A Soul in Heaven (1878) de William Bouguereau
A grande questão aqui, é como é que se constrói este Eu? E isso é o que milhares de anos a matutar nos levou a pensar que poderia ser algo imaterial externo, perdurável para lá do corpo, uma alma. Mas se ouvirmos Damásio explicar como é que as imagens mentais se interligam para criar a Mente, começamos a suspeitar que a resposta da alma, pouco tem que ver com isto. Assim aqui fica o modo como Damásio vê o Eu a construir-se,
"Nós geramos mapas cerebrais do interior do corpo, e utilizamos esses mapas como referência para todos os outros mapas (mente)"Simples. É verdade, funciona como uma Grande Estrutura distribuída pelos neurónios do nosso cérebro, e que foram e vão sendo criadas a partir das respostas do nosso corpo como um todo. E porque é que isto faz mais sentido que uma Alma? Na minha opinião porque simplesmente, quando uma qualquer zona do nosso cérebro é afetada, perdemos o controlo das partes do corpo que estavam anteriormente sob o controlo daquelas zonas do cérebro, podendo todo o resto do corpo continuar a funcionar. É da mais elementar lógica.

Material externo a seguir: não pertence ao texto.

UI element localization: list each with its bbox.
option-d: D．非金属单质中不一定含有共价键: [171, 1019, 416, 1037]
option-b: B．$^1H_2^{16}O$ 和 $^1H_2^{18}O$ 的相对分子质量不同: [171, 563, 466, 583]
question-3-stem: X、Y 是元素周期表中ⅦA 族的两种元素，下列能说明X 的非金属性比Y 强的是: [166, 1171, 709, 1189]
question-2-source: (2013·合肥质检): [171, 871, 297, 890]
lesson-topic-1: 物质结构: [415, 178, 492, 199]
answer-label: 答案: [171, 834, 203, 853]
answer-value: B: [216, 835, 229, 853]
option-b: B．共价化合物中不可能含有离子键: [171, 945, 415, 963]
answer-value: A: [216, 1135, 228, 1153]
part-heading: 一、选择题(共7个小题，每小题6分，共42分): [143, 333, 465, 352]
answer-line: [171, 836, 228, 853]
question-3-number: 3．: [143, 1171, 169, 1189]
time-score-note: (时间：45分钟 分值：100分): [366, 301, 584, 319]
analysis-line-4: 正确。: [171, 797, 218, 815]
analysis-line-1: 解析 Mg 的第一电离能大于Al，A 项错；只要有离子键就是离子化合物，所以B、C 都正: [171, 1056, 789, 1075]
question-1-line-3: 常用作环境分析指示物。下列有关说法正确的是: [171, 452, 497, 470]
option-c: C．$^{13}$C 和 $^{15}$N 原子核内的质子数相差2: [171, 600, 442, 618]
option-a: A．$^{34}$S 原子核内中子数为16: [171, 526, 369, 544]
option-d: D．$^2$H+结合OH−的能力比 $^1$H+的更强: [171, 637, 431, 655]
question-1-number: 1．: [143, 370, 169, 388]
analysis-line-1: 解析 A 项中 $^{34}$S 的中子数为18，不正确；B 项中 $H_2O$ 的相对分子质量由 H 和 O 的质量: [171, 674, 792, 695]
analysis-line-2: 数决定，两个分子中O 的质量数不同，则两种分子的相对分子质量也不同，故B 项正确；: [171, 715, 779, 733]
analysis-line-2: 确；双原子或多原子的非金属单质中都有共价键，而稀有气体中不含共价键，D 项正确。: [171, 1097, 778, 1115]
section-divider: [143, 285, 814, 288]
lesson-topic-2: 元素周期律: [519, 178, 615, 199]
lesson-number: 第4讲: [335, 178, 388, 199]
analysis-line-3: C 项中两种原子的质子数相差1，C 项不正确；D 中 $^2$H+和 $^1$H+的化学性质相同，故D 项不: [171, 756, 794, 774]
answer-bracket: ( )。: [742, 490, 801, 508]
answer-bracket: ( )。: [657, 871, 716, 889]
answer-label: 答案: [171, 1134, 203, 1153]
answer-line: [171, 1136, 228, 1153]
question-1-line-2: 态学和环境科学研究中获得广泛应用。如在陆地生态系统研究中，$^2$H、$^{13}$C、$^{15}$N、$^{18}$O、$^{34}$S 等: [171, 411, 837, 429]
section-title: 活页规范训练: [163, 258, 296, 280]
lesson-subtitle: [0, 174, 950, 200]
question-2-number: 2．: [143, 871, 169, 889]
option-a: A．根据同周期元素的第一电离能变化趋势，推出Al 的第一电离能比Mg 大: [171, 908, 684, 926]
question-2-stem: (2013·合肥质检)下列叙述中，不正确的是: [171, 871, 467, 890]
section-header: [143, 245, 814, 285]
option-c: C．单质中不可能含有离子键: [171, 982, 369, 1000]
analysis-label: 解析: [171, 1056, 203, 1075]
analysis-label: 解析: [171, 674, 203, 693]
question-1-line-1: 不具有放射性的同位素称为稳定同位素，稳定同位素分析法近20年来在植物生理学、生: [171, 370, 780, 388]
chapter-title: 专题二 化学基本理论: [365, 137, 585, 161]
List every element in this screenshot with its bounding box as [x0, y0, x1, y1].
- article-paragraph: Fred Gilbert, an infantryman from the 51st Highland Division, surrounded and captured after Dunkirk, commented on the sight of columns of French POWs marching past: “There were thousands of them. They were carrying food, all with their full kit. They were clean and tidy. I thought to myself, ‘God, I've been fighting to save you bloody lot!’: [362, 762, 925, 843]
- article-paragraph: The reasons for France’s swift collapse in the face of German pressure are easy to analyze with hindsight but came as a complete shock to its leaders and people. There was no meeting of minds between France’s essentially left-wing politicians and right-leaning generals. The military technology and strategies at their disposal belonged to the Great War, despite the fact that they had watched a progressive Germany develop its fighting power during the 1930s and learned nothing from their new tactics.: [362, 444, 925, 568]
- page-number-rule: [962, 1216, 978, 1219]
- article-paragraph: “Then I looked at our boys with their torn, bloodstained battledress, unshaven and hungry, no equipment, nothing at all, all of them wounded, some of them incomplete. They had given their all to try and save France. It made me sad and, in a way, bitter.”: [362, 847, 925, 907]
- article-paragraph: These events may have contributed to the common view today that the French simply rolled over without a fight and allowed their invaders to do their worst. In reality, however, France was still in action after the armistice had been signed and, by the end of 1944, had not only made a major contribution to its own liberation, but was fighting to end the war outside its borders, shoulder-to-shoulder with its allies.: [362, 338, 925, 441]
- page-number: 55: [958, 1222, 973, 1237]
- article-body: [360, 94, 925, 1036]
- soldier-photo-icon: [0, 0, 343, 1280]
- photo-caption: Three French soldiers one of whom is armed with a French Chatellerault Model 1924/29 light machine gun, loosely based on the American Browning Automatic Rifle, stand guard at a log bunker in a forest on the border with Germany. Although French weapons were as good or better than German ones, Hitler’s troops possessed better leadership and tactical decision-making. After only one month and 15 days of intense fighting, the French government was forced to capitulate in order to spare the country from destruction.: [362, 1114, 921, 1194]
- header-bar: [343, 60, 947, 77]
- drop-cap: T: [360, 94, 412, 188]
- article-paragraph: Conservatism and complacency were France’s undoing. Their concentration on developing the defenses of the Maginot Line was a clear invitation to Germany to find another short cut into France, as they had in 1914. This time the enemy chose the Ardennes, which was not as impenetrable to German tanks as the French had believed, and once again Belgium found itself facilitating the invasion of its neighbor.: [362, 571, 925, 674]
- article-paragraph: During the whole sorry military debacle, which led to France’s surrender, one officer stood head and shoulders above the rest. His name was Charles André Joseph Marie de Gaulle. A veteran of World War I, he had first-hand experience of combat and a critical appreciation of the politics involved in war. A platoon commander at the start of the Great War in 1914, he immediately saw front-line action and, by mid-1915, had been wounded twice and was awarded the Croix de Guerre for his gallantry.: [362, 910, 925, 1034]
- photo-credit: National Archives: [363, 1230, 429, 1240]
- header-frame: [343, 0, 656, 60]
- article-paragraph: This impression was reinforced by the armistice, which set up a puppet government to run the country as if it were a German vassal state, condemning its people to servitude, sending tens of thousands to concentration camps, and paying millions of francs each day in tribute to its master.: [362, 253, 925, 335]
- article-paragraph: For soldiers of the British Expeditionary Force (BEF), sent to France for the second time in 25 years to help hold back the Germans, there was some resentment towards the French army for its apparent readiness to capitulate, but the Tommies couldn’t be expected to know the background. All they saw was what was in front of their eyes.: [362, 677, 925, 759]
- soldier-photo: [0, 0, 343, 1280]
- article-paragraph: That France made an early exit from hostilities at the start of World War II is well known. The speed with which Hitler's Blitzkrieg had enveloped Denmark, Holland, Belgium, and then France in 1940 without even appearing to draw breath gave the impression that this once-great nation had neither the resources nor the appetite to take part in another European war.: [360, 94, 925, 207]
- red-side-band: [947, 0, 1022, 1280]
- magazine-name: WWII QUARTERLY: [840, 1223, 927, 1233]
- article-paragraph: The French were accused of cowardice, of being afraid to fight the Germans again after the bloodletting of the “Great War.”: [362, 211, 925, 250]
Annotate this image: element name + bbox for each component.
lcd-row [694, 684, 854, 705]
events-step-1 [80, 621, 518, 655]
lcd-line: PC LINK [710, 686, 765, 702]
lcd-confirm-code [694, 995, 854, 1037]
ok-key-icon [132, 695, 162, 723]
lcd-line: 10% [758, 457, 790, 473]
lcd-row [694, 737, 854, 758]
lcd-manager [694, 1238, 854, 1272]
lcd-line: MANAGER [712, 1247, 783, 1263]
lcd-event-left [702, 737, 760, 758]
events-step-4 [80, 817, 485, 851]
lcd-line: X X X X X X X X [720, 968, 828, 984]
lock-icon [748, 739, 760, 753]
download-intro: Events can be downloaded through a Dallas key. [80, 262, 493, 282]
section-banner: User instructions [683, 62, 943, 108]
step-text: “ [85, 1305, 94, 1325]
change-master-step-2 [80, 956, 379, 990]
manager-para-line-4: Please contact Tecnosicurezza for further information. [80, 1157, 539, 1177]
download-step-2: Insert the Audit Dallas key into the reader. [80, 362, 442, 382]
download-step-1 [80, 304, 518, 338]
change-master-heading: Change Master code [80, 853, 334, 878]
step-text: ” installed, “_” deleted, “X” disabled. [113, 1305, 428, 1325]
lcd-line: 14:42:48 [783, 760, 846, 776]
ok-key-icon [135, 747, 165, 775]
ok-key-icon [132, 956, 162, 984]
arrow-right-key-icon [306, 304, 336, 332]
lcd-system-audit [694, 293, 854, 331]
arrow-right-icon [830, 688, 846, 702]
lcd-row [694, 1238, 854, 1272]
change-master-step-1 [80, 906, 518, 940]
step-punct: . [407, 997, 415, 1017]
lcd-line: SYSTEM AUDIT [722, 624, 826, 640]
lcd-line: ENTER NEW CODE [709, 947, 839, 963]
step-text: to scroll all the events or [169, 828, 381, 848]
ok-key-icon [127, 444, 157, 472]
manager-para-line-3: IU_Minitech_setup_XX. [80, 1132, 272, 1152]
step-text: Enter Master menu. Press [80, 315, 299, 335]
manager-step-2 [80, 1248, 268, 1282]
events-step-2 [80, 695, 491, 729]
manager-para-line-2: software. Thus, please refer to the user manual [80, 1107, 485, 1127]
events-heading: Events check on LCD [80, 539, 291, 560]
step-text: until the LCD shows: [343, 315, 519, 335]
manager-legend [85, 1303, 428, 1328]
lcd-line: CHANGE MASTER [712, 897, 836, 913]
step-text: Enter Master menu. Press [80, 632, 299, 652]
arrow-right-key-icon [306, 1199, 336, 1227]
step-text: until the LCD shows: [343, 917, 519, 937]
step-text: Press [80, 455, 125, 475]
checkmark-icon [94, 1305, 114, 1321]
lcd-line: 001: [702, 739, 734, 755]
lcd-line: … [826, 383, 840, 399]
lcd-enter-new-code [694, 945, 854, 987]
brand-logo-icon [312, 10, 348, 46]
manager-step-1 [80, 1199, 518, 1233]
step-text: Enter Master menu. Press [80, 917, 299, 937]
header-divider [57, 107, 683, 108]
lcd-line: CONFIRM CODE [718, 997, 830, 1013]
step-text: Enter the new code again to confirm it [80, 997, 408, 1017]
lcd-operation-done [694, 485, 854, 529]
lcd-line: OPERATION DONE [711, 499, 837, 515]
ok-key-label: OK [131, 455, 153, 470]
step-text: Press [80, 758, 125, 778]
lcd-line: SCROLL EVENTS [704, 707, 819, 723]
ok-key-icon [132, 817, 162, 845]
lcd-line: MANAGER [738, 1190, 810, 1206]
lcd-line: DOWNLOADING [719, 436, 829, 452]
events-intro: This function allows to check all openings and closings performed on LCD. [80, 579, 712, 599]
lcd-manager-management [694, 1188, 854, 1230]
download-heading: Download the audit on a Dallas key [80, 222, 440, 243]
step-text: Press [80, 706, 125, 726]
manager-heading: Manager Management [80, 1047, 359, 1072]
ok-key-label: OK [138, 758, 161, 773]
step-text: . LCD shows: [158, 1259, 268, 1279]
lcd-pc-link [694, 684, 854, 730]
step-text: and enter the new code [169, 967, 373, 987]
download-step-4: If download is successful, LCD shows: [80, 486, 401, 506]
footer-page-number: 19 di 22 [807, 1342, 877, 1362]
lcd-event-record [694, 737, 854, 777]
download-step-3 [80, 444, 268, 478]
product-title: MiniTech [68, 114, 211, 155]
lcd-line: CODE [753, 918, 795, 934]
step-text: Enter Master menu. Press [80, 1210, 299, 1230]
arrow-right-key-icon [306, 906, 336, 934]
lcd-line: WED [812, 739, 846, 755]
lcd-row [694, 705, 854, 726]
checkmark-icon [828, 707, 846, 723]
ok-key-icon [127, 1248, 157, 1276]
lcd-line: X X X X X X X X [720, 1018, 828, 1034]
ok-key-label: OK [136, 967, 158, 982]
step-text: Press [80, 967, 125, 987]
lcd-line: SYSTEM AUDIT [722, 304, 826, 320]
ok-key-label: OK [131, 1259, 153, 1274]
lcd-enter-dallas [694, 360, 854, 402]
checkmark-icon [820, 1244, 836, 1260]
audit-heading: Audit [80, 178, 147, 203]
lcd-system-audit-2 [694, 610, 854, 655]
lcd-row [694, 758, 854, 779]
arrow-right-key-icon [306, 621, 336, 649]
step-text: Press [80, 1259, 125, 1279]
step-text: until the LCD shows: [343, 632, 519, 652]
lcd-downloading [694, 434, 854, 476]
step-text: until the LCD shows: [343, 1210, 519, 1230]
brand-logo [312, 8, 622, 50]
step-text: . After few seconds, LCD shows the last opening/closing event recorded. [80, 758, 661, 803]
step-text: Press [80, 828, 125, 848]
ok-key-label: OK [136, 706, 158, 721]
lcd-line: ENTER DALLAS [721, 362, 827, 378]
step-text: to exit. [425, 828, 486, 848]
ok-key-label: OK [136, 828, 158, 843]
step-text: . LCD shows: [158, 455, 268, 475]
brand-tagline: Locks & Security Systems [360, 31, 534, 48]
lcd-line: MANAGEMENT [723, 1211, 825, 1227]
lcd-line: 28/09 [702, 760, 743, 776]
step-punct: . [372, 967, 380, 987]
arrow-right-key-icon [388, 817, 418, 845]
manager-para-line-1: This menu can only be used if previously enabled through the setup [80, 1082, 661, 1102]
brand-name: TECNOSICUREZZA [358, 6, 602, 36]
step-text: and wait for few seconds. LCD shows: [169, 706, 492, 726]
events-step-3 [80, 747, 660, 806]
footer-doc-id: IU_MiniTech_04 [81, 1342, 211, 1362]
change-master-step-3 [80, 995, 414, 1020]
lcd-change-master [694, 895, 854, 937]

Mas podemos questionar ainda, então como se explica que alguém possa ficar totalmente inanimado fisicamente, e ainda assim a sua consciência continuar a funcionar. E é isto que Damásio explica como sendo uma pequena zona em concreto localizada no Tronco Encefálico, entre o cérebro e a medula, a que ele chama de Regulador das informações que vêm do corpo, e que vêm do cérebro. Se o fluxo que vem do cérebro para a zona de regulação for cortado (ex. AVC), entramos em coma. Ou seja deixamos de ter acesso ao fluxo do Eu, às imagens mentais. As imagens mantém-se lá, mas não conseguindo aceder-lhes, perdemos a consciência, deixamos de nos sentir, de saber que existimos.
Se o fluxo que vem de baixo for cortado (ex. queda com entorse na zona do pescoço), perdemos o acesso à informação que vem do corpo, mas o Eu continua a funcionar, criando a sensação de "preso dentro do próprio corpo". Damásio cita o magnífico filme de Julian Schnabel, Le Scaphandre et le Papillon (2007).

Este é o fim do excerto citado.